芸能

坂本冬美 紅白出場26回でも「うまく歌えたこと一度もない」

坂本冬美が語る紅白の独特の緊張感

 NHK紅白歌合戦の出場回数26回を誇る演歌歌手・坂本冬美。紅白は坂本にとって歌手を目指すきっかけだった。石川さゆりが1977年の紅白で絶唱した『津軽海峡・冬景色』にしびれ、子供の頃からのプロの歌手になりたいという漠然とした夢が決意に変わったという。10歳の時だ。

 1988年に初出場。「苦節するもの」と覚悟していたのにデビュー2年目で大願成就した。決定の知らせは地方に向かう新幹線の中だった。恩師・猪俣公章氏(作曲家、作詞家)と両親にすぐに電話。帰京後、恩師宅に報告に行った際に語気強く言われた言葉がある。

「本番で泣くな。泣いたら歌にならなくなるからな」

 以後、この「泣くな」という言葉をずっと肝に銘じ続けてきたという。

 初歌唱曲は『祝い酒』だった。1988年の12月は昭和天皇の容体が心配され、歌舞音曲が自粛される動きがあったが、政府が自粛不要の判断を示し歌うことになった。坂本が振り返る。

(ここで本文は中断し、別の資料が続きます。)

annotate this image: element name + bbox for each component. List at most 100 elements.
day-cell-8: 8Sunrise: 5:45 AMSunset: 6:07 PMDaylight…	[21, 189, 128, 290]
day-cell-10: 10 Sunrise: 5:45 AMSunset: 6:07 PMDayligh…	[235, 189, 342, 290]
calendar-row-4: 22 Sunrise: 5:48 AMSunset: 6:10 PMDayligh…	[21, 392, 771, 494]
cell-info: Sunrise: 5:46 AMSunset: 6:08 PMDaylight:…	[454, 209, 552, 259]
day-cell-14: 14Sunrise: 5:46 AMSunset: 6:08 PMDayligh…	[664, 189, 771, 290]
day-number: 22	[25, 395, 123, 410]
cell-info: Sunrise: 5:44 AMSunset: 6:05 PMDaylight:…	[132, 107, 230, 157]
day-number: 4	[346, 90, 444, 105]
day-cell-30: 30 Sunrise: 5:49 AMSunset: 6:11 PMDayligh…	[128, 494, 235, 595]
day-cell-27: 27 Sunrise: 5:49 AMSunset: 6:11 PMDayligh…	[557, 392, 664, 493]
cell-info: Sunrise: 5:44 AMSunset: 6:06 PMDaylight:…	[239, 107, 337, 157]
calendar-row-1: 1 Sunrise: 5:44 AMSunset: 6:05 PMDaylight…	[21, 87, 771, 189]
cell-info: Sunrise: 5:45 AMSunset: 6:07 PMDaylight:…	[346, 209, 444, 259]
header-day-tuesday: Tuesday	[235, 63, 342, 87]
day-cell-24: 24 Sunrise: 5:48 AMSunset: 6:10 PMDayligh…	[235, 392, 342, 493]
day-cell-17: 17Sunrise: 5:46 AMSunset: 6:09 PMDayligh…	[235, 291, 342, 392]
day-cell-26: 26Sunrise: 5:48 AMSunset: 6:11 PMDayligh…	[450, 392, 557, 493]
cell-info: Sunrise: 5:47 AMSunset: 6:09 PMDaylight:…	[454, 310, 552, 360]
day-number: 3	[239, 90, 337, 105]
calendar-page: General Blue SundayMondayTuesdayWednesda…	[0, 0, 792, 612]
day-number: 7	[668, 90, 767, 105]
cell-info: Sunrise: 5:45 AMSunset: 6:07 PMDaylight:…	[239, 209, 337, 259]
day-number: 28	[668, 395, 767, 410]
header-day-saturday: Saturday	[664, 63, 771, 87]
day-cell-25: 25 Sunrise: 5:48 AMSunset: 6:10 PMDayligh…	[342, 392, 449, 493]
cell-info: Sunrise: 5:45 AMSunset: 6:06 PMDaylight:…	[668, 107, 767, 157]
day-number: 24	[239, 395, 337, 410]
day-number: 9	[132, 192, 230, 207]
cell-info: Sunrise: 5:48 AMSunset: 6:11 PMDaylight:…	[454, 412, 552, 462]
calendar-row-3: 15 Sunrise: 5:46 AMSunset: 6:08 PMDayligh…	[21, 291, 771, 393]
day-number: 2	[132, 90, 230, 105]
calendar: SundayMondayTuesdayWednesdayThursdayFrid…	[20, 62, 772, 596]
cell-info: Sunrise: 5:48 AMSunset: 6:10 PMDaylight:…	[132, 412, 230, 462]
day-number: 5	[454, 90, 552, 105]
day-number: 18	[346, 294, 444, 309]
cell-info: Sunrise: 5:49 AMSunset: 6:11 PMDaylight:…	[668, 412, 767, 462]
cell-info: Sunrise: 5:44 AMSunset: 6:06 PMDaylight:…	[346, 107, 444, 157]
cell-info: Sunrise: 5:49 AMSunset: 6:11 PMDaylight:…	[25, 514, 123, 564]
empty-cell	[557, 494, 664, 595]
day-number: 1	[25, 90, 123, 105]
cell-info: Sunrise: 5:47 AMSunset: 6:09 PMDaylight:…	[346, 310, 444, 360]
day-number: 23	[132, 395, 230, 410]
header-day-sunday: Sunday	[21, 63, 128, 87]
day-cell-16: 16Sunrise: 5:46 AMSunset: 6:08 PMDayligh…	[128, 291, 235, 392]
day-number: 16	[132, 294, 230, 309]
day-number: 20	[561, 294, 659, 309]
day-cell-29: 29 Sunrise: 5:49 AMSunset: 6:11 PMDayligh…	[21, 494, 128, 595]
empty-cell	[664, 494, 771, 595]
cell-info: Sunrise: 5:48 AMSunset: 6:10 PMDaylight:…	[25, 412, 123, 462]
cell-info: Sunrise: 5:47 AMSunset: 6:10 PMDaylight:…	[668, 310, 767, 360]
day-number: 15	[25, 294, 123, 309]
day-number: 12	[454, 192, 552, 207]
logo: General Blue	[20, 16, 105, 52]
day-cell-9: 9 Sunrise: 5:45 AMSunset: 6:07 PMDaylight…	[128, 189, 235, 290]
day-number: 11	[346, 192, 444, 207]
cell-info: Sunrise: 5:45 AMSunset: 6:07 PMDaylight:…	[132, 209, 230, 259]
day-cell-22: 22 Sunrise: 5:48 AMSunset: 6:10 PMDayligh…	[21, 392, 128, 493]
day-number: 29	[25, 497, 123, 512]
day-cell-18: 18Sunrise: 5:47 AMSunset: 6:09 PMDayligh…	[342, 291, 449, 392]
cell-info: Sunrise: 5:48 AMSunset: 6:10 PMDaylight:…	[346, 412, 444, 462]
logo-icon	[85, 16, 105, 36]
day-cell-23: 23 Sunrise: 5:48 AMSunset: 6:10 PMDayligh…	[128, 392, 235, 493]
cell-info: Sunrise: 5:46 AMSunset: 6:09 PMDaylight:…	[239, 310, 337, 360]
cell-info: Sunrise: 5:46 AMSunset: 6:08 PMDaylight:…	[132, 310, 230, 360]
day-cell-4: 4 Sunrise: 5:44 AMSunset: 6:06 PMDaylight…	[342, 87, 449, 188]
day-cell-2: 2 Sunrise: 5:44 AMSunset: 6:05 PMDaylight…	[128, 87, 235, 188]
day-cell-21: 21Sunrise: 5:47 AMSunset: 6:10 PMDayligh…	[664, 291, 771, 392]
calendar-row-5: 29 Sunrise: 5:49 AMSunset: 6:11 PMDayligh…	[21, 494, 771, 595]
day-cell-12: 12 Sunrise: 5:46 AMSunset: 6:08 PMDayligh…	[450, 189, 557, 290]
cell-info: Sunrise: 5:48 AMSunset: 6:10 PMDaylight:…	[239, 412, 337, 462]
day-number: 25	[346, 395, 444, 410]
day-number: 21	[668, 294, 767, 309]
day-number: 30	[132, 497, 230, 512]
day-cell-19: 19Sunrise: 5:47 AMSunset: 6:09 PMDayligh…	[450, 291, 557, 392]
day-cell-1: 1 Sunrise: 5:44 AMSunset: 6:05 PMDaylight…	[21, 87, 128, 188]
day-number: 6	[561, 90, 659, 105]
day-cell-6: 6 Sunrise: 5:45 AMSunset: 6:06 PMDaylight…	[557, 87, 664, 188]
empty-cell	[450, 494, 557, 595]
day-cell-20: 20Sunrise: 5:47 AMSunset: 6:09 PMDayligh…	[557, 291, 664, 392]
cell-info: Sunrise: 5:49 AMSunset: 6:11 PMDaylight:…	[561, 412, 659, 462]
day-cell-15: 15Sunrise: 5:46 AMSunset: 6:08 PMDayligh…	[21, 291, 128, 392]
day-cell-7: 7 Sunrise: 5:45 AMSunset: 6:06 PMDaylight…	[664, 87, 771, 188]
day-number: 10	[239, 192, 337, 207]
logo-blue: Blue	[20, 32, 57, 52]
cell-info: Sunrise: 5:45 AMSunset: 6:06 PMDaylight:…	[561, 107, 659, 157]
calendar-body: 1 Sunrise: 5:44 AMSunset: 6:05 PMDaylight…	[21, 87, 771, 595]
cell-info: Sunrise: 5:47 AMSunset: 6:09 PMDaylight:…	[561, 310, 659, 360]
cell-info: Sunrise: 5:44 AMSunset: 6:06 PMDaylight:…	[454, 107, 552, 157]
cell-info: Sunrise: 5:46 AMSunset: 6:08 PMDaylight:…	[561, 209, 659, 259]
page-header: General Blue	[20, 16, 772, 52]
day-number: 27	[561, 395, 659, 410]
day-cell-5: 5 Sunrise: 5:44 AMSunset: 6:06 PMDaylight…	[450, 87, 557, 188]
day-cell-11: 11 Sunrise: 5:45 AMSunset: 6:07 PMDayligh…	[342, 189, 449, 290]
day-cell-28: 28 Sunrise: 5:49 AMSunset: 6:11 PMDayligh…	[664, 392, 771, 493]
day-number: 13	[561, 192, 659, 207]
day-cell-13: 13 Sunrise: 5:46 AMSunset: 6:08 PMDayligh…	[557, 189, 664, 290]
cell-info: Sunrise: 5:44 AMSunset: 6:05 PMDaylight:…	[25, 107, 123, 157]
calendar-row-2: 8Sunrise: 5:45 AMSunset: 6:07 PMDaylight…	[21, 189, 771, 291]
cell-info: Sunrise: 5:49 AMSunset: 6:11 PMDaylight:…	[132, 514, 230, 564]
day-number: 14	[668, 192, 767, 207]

「いざ出番の時、憧れのさゆりさんがポンと背中を叩いてくれて、かえって緊張してしまいました。なんとか先生の言葉通り泣かずに歌ったんですが、袖に戻った途端号泣してしまいましたね。すると次の出番の方までつられて号泣しちゃって(笑い)。先生は自宅のTVの前でヨシヨシっていいながら涙ぐんでいたことを後から聞きました」

 出場26回は、今回の紅組出場者では和田アキ子、石川に次ぐ。しかし「うまく歌えたことは一度もない」「回を重ねるごとに緊張感が増した」と紅白特有の緊張感を口にする。一昨年には『夜桜お七』の歌詞をド忘れしてしまった。

「まだ一番なのに二番の歌詞に行ってしまった。何百回、何千回、何万回も歌ってきて、そんな間違え方は一度もなかったのに。でも歌うのを止めなかったことはよかった」

◆さかもと・ふゆみ/1967年、和歌山県生まれ。1987年に『あばれ太鼓』でデビュー。1988年、『祝い酒』で紅白歌合戦に初出場。